As Victor and I sat in the car, waiting for the others to come back out of the hardware shop, we had just enough idleness to make us mischievous. “If I had known how long we had to wait, I would have walked,” he sighed. “Let’s go! You know the city, I know how to drive.” As we started plotting how we would drive away with Madame Janet’s car, she came back with Mr. Joe just in time. Because if you knew Yaounde, and knew my driving capabilities, you would immediately realize what a bad idea it would be for me, or any American straight from the states to drive in this city. Well, except for a New Yorker.

I think my favorite part about living in a big city, even for a month, is the chaos. It’s almost like an equation – the bigger the town, the more traffic, and therefore the crazier the drivers. You start to learn the telling signs, when within a matter of seconds, a taxi can stop a whole lane of traffic by stopping in the middle of the lane to let out passengers, followed by the loud melody of a hundred horns of angry drivers, stuck behind. Or the fact that sometimes even a stopped taxi can’t stop people from finding one way or another, to snake around, somehow avoiding the large trucks driving the opposite direction. Or driving on surfaces you never thought were drivable.

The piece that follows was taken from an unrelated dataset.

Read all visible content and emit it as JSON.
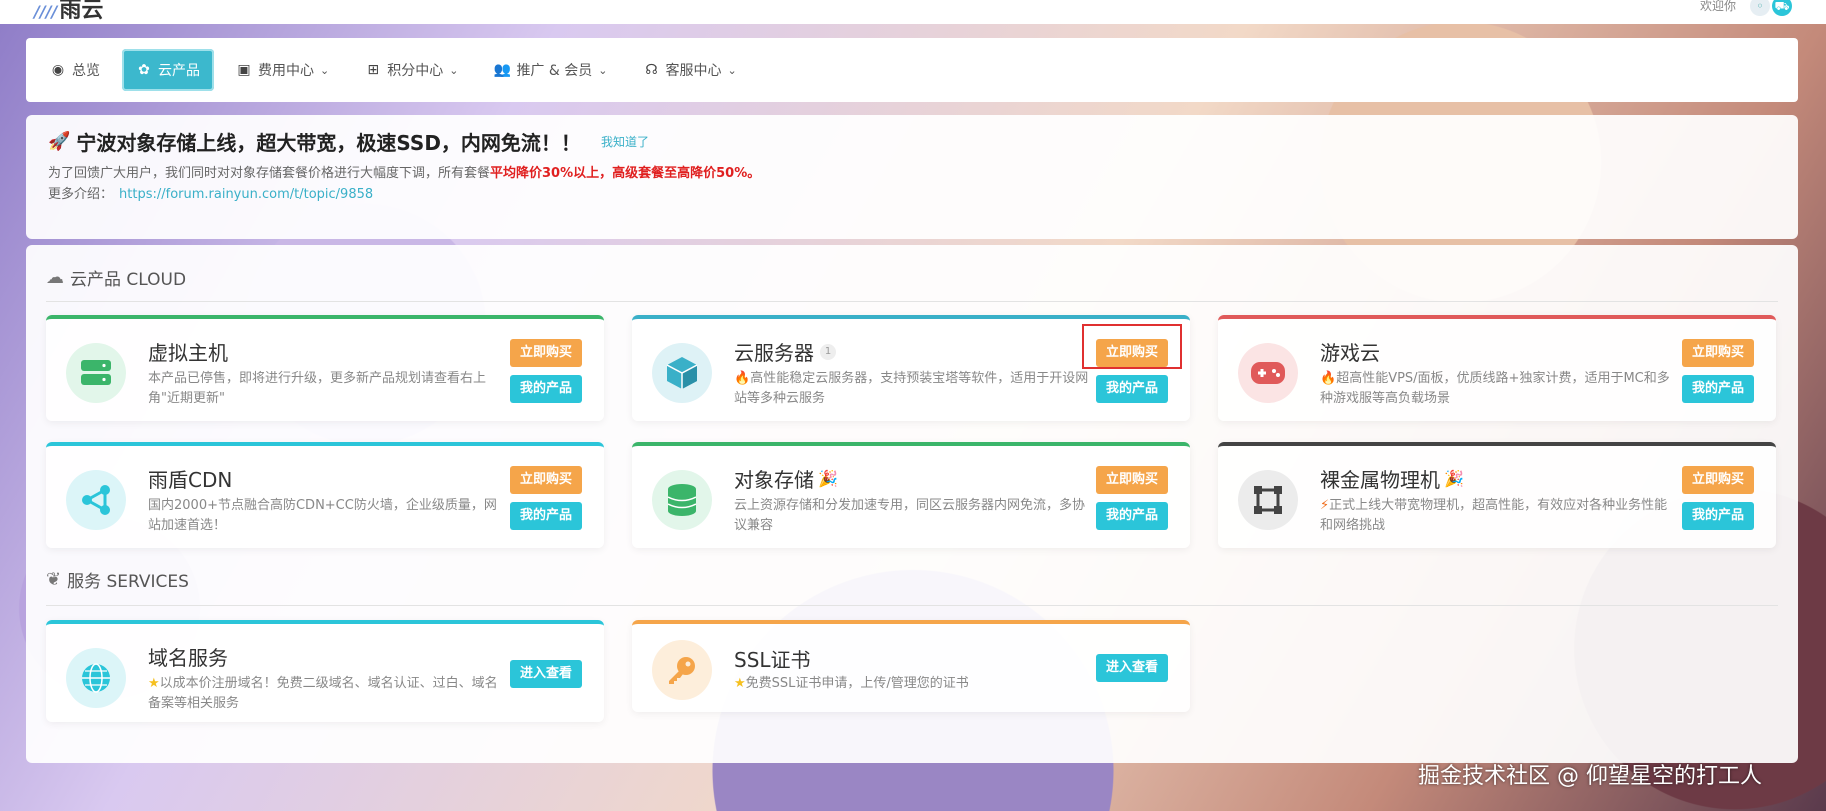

But my favorite is of course the motorcycles. Even if it took us 20 minutes to get to the bus station by taxi, when Janet forgot some pencils at home to give to her son in Bamenda, she managed to leave and come back in 15 minutes by bike. The way they can weave in and out of cars, passing the cars dead stopped in the middle of the road makes it the sure way to get somewhere on time. Or if you’re me, it’s the best way to get to school on time, thanks to Mr. Moses, the elementary school teacher who also happens to have a side job driving people around town on his prized possession, “the white horse.”

As we weave through all the drivers, who honk, yelling out “ma cherie!” and “la blanche!” it’s always quite the adventure getting to school. By the end of it we’re both annoyed with all of the attention (one time he even had a taxi driver tell him to be sure not to kidnap the white lady). Not to mention it can be harrowing to just barely avoid other cars and traffic, as we plunge through the chaos, somehow untouched. I have to admit, I do enjoy riding through town because unlike in a car where you look out on the world from behind your window, on a bike you are part of the world. Rather than hiding, you feel part of it somehow, participating, talking to people, taking in the air, feeling as if everything around you is real.